L’Indonésie se montrait déterminée dimanche à procéder rapidement à l’exécution de huit condamnés à mort étrangers pour trafic de drogue, en dépit des condamnations internationales contre la peine capitale à laquelle un Français a provisoirement échappé.
Les autorités de ce pays d’Asie du Sud-Est ont formellement notifié aux huit détenus — d’Australie, du Brésil, des Philippines et du Nigeria — que leur exécution au côté d’un Indonésien était imminente.
Cependant, le Français Serge Atlaoui, condamné à mort en 2007 pour un trafic de drogue qu’il a toujours nié, a été retiré de la liste des exécutions au dernier moment, après d’intenses pressions diplomatiques de Paris.
Les neuf condamnés, qui vivent leurs dernières heures, ont été placés à l’isolement dans une prison du complexe pénitentiaire sur l’île isolée de Nusakambangan, « l’Alcatraz indonésien », accessible par la ville portuaire de Cilacap, où séjournent des proches des détenus.
La législation indonésienne prévoit que l’exécution doit être notifiée aux condamnés au moins 72 heures au préalable, signifiant que les exécutions pourraient avoir lieu dès mardi soir.
Le procureur général indonésien, Muhammad Prasetyo, a déclaré à la télévision que les préparatifs pour les exécutions étaient achevés « à 100% ». Il n’a avancé aucune date mais souligné que « le plus tôt serait le mieux ».
Ces condamnés ont récemment vu leur demande de grâce rejetée par le président indonésien Joko Widodo, intransigeant sur l’exécution des condamnés à mort pour trafic de drogue, et resté sourd aux appels à la clémence de plusieurs pays, alors que les critiques internationales se multiplient.
Le secrétaire général de l’ONU, Ban Ki-moon, a exhorté samedi le gouvernement indonésien à ne pas exécuter ces condamnés qui attendent dans le couloir de la mort, rappelant l’opposition traditionnelle de l’ONU à la peine capitale.
« Selon la législation internationale, au cas où la peine de mort est en vigueur, elle ne devrait être appliquée que pour les crimes les plus graves comme les meurtres avec préméditation, et seulement en l’accompagnant des garanties appropriées », a-t-il déclaré.
« Les infractions liées à la drogue ne sont pas considérées généralement comme entrant dans cette catégorie des crimes les plus graves », a souligné M. Ban.
Interrogé dimanche sur ces déclarations, le président indonésien a refusé de réagir en indiquant qu’il s’était déjà exprimé sur le sujet auparavant, se montrant inflexible.
De son côté, le gouvernement australien a indiqué avoir été informé que l’exécution de ses deux ressortissants, Myuran Sukumaran et Andrew Chan, était « imminente ».
« J’appelle à nouveau respectueusement le président indonésien à reconsidérer son refus d’accorder une grâce.
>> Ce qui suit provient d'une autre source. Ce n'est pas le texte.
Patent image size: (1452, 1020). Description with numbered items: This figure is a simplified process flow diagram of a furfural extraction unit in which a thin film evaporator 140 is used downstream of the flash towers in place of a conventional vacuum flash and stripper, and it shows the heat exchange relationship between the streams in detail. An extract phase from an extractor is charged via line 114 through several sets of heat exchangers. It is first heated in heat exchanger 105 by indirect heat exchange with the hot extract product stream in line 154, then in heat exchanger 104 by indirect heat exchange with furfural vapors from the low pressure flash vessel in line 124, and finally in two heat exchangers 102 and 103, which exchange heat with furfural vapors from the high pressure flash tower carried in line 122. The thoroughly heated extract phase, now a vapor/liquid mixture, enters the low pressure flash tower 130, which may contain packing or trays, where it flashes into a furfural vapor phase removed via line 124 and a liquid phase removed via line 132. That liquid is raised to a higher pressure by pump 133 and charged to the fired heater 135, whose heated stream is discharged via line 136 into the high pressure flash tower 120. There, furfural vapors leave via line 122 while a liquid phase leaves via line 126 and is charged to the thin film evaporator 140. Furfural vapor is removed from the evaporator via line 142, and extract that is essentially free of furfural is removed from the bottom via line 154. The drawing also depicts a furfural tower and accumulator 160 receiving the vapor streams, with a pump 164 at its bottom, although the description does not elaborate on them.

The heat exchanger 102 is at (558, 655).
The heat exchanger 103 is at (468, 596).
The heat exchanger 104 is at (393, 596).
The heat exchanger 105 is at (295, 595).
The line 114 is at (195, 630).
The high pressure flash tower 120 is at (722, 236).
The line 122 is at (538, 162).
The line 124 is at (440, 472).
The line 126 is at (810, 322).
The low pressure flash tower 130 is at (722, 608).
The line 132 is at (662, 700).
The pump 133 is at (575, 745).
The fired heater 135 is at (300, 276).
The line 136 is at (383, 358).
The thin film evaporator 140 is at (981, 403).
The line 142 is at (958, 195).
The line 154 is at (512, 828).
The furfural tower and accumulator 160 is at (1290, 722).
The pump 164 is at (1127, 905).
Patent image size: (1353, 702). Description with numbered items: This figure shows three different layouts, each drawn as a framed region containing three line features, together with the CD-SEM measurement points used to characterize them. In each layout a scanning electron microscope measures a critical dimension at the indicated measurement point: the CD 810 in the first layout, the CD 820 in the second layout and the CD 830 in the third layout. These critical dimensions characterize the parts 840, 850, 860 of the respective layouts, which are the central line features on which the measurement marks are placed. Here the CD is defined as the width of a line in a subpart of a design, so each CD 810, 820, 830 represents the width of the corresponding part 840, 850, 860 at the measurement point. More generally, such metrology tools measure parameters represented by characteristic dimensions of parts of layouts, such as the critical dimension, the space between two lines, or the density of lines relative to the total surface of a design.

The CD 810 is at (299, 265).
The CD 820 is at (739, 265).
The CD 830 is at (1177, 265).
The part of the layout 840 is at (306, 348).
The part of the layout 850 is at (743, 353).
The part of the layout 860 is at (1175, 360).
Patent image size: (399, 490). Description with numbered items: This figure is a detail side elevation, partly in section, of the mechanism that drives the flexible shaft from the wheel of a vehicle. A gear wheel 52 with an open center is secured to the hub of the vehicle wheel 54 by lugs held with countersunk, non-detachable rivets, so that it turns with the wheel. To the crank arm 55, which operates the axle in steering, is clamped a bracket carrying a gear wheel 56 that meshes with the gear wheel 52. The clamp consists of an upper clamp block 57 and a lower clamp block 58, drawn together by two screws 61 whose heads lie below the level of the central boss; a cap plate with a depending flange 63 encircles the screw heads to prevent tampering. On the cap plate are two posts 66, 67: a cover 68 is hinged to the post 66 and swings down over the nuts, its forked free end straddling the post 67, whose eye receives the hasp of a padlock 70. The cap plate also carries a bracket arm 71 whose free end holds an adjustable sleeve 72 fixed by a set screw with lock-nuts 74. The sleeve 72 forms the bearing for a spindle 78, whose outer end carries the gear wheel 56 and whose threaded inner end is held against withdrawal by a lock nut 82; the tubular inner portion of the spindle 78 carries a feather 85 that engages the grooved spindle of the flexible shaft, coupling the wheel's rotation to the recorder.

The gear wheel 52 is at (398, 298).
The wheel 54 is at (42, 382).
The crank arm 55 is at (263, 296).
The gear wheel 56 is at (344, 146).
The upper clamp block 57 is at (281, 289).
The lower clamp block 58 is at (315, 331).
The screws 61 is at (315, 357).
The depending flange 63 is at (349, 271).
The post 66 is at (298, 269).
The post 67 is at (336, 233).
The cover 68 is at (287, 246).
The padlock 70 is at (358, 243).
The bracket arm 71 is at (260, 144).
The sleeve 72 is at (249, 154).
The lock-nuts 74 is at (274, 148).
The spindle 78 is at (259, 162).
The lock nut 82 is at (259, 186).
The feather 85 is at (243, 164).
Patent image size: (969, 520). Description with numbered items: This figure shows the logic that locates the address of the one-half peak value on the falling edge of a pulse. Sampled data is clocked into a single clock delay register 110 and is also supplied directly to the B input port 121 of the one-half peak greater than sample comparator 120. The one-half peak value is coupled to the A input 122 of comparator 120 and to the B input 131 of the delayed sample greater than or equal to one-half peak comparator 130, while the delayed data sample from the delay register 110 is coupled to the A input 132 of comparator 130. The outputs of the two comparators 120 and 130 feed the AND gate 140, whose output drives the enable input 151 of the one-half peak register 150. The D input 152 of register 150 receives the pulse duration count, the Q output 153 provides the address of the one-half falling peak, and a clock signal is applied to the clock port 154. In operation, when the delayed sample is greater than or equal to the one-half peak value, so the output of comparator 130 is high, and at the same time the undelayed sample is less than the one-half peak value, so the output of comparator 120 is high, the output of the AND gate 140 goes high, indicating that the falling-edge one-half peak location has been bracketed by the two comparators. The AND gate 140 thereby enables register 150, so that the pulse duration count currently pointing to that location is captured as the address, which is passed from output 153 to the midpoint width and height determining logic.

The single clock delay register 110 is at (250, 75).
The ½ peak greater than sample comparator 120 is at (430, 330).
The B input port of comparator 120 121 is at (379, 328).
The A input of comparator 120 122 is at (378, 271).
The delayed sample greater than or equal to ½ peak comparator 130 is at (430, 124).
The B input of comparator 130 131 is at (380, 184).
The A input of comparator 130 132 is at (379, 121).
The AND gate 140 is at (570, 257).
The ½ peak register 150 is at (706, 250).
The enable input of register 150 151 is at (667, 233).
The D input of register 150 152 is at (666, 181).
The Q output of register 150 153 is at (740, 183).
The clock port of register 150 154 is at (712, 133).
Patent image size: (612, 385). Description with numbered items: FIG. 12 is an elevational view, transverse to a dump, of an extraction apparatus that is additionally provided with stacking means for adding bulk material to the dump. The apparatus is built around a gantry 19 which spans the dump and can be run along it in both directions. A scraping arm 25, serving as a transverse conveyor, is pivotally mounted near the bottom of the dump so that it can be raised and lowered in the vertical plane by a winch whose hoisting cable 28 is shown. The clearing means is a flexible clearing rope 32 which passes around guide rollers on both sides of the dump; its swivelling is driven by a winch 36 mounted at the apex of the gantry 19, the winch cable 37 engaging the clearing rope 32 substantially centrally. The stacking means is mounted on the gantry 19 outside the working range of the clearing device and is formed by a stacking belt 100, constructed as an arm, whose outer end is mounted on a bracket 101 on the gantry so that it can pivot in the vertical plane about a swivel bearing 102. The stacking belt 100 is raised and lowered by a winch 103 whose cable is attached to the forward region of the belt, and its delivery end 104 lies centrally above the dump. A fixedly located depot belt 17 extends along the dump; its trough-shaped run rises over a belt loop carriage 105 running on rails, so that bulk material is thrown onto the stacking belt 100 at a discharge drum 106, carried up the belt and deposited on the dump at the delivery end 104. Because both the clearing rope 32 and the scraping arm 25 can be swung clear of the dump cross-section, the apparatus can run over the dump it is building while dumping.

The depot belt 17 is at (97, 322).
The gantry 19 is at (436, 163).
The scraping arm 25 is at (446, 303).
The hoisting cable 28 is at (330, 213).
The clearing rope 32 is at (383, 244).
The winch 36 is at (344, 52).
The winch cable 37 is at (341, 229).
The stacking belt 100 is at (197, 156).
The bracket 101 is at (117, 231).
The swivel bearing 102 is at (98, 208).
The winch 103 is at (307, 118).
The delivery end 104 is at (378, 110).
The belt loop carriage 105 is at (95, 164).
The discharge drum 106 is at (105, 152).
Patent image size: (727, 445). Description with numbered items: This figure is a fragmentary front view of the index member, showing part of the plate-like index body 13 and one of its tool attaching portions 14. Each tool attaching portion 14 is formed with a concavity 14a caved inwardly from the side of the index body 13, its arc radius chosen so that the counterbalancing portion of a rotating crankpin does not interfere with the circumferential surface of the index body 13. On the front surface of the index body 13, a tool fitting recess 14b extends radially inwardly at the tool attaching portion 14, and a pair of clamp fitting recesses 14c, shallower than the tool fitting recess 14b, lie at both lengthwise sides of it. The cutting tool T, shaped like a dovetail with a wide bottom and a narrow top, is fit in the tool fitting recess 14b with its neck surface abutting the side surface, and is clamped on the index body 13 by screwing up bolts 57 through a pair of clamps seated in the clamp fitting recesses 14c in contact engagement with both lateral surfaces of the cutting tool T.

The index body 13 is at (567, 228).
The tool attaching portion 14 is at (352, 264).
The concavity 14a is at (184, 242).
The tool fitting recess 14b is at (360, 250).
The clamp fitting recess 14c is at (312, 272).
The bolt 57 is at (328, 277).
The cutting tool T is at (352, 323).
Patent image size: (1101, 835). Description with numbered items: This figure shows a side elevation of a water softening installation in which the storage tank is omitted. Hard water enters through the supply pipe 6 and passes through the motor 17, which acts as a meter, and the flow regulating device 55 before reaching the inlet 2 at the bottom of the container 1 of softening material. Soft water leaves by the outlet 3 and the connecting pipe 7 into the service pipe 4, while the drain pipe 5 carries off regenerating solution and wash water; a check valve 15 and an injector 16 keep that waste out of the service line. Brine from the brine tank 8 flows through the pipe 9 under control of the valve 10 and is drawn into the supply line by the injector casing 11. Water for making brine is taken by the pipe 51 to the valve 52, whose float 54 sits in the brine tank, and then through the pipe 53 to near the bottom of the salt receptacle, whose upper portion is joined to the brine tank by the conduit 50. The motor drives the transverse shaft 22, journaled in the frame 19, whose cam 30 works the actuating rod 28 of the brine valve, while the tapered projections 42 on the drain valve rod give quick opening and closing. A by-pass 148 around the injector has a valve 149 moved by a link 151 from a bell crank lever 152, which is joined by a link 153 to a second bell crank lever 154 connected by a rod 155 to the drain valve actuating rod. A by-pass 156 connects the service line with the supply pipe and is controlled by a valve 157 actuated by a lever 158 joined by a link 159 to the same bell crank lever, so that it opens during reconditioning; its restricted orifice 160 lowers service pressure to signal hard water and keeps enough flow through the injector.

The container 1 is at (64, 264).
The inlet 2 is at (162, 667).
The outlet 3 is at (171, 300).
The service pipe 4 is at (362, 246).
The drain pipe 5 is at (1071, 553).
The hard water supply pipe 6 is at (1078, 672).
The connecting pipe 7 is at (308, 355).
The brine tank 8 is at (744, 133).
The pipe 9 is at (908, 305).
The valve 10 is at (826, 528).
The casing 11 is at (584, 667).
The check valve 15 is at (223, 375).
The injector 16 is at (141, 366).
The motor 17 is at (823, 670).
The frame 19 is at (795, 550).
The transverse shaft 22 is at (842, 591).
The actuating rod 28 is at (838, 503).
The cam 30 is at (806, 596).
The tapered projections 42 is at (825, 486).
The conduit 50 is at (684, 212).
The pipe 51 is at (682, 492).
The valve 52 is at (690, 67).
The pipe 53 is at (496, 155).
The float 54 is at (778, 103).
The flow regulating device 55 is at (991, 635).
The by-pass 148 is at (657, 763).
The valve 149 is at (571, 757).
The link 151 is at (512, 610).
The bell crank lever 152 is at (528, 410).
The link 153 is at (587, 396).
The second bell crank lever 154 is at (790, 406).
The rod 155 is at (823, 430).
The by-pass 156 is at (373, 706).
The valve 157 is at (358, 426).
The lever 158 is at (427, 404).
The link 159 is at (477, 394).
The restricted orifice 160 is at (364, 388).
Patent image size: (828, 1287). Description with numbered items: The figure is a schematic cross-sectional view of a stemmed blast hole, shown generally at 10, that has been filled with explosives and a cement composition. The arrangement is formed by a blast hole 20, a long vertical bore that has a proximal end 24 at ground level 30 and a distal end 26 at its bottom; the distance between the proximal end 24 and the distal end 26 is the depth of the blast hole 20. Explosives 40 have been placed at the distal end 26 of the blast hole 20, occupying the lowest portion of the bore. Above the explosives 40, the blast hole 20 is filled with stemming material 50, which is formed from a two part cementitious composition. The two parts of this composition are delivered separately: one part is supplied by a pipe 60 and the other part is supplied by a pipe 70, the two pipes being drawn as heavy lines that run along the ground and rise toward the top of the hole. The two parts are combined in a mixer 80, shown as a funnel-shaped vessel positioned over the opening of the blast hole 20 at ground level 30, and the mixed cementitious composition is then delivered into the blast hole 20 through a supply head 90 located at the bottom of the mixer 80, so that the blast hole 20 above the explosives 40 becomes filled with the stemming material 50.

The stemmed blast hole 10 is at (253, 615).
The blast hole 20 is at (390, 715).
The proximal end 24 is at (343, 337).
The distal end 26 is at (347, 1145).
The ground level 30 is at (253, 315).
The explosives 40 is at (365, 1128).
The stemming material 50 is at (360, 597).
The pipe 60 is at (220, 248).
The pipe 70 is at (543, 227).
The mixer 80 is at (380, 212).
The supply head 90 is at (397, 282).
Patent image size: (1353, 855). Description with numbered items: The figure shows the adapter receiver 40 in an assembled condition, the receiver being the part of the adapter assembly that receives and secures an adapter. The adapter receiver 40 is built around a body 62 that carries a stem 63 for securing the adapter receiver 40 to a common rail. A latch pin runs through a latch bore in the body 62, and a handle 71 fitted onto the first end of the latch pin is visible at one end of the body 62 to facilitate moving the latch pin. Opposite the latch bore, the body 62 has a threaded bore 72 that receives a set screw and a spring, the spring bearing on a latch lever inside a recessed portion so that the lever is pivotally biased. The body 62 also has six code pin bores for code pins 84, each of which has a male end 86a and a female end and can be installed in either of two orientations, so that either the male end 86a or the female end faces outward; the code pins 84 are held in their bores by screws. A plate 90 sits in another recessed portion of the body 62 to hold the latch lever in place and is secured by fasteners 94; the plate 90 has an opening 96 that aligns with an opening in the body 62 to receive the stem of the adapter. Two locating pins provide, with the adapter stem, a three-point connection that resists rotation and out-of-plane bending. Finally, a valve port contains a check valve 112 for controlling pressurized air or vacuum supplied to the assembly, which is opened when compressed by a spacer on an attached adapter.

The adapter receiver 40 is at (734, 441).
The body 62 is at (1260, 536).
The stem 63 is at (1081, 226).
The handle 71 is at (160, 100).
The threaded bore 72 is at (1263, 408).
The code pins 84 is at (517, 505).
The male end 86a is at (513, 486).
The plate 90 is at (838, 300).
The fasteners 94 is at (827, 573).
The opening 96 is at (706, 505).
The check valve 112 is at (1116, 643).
Il n’est pas trop tard pour changer d’avis », a déclaré la ministre australienne des Affaires étrangères, Julie Bishop.
Le gouvernement brésilien a également assuré qu’il poursuivrait ses efforts diplomatiques pour tenter d’éviter l’exécution du Brésilien Rodrigo Muxfeldt Gularte.
– ‘Nous avons pris note’ –
En dépit de l’intensification des pressions diplomatiques, l’Indonésie se montre intransigeante et a pointé du doigt le « deux poids deux mesures » des Nations unies.
« Nous avons pris note des déclarations de l’ONU, mais nous observons aussi qu’il n’y a eu aucune déclaration similaire lorsque deux Indonésiennes ont été exécutées récemment », a déclaré à l’AFP un porte-parole du ministère indonésien des Affaires étrangères, Arrmanatha Nasir, en référence aux deux domestiques indonésiennes décapitées en Arabie Saoudite.
Des exécutions ont eu lieu récemment « dans d’autres pays, et nous n’avons vu aucune déclaration de l’ONU », a-t-il ajouté.
Les exécutions par arme à feu imminentes en Indonésie étaient prévues initialement en février, mais les autorités avaient ensuite indiqué qu’elles attendraient la fin des recours en justice, à la suite de critiques et pressions internationales.
Alors que Jakarta a invoqué une procédure en cours devant le tribunal administratif pour retirer le Français de la liste des exécutions imminentes, l’Indonésien placé à l’isolement dans l’attente de son exécution avec les huit étrangers a lui aussi introduit un recours devant la Cour suprême, dont la décision est attendue lundi.
Les autorités ont déjà pris contact avec à sa famille il y a plusieurs jours pour demander ses mensurations, afin de préparer son cercueil.